In July last year, just 10 months after getting a job in the kingdom as a domestic worker, the abuse began. She was whipped with a belt by her employer’s wife for not mopping the floor properly.
The woman later accused Supiani of leaving a bad smell in her bedroom when she cleaned it, and pushed her out a third-floor window.
“I blacked out,” Supiani, 26, told the Jakarta Globe at her home in Mataram recently. “When I woke up I was in hospital, where I’d been in a coma for a week.”
After she came out of the coma, her employer, Abdulrahman Najrani, moved her to a cheaper hospital. A week later, he drove her to the airport and sent her on a plane back to Jakarta — without paying her any of the 1,900 Saudi riyals ($500) that he owed her.
Supiani came forward with her story as migrant worker activists prepare to mark the one-year anniversary of the execution of Ruyati binti Sapubi, another Indonesian maid in Saudi Arabia.
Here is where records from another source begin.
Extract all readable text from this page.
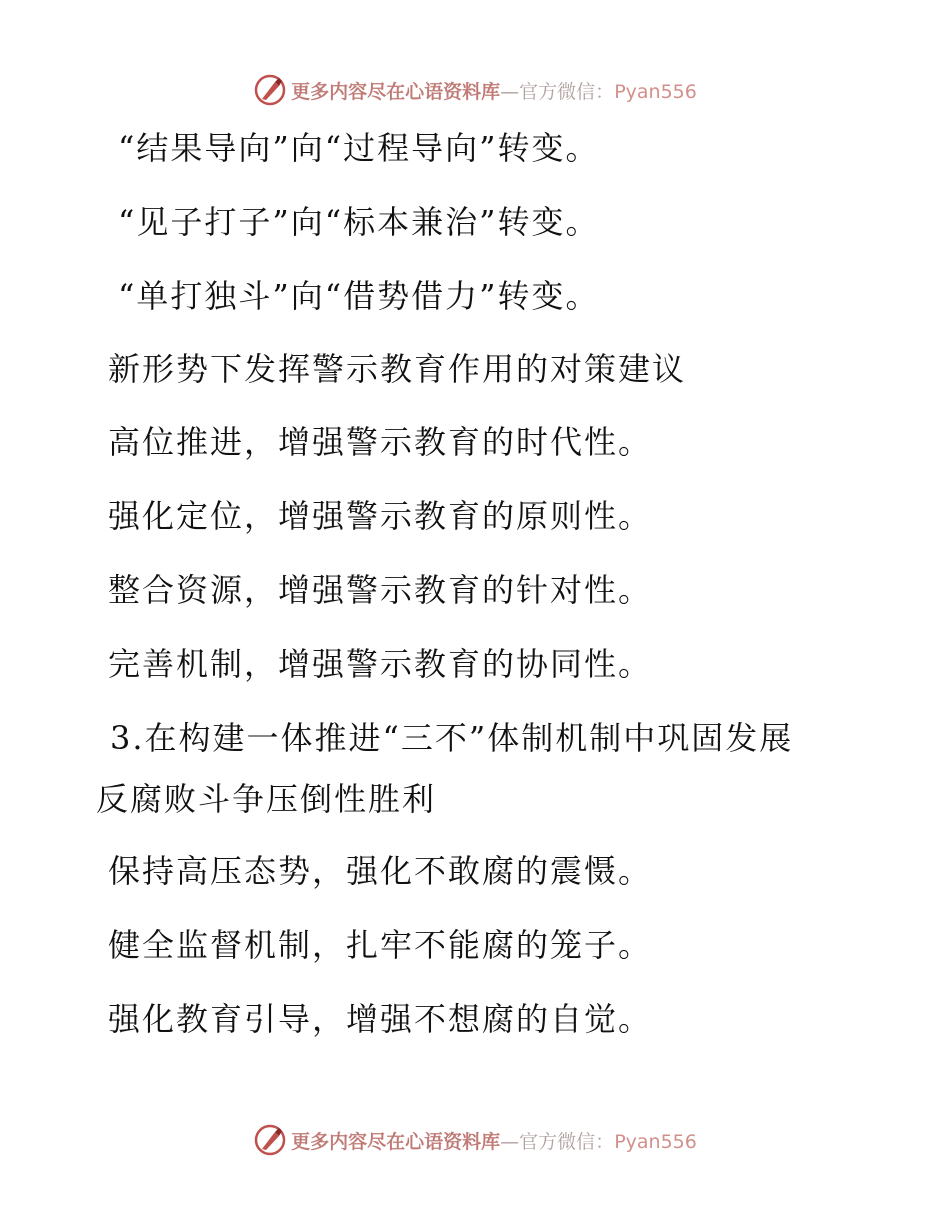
更多内容尽在心语资料库—官方微信：Pyan556
“结果导向”向“过程导向”转变。
“见子打子”向“标本兼治”转变。
“单打独斗”向“借势借力”转变。
新形势下发挥警示教育作用的对策建议
高位推进，增强警示教育的时代性。
强化定位，增强警示教育的原则性。
整合资源，增强警示教育的针对性。
完善机制，增强警示教育的协同性。
3.在构建一体推进“三不”体制机制中巩固发展
反腐败斗争压倒性胜利
保持高压态势，强化不敢腐的震慑。
健全监督机制，扎牢不能腐的笼子。
强化教育引导，增强不想腐的自觉。
更多内容尽在心语资料库—官方微信：Pyan556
Ruyati was beheaded on June 18 last year for killing her employer’s mother, reportedly because of the abuse she was subjected to by the elderly woman.
However, the Saudi authorities only notified Indonesian officials about the execution two days after is occurred, triggering criticism in Indonesia and prompting Jakarta to issue a moratorium on sending migrant workers to the kingdom until the fate of dozens of other Indonesians on death row there could be ascertained.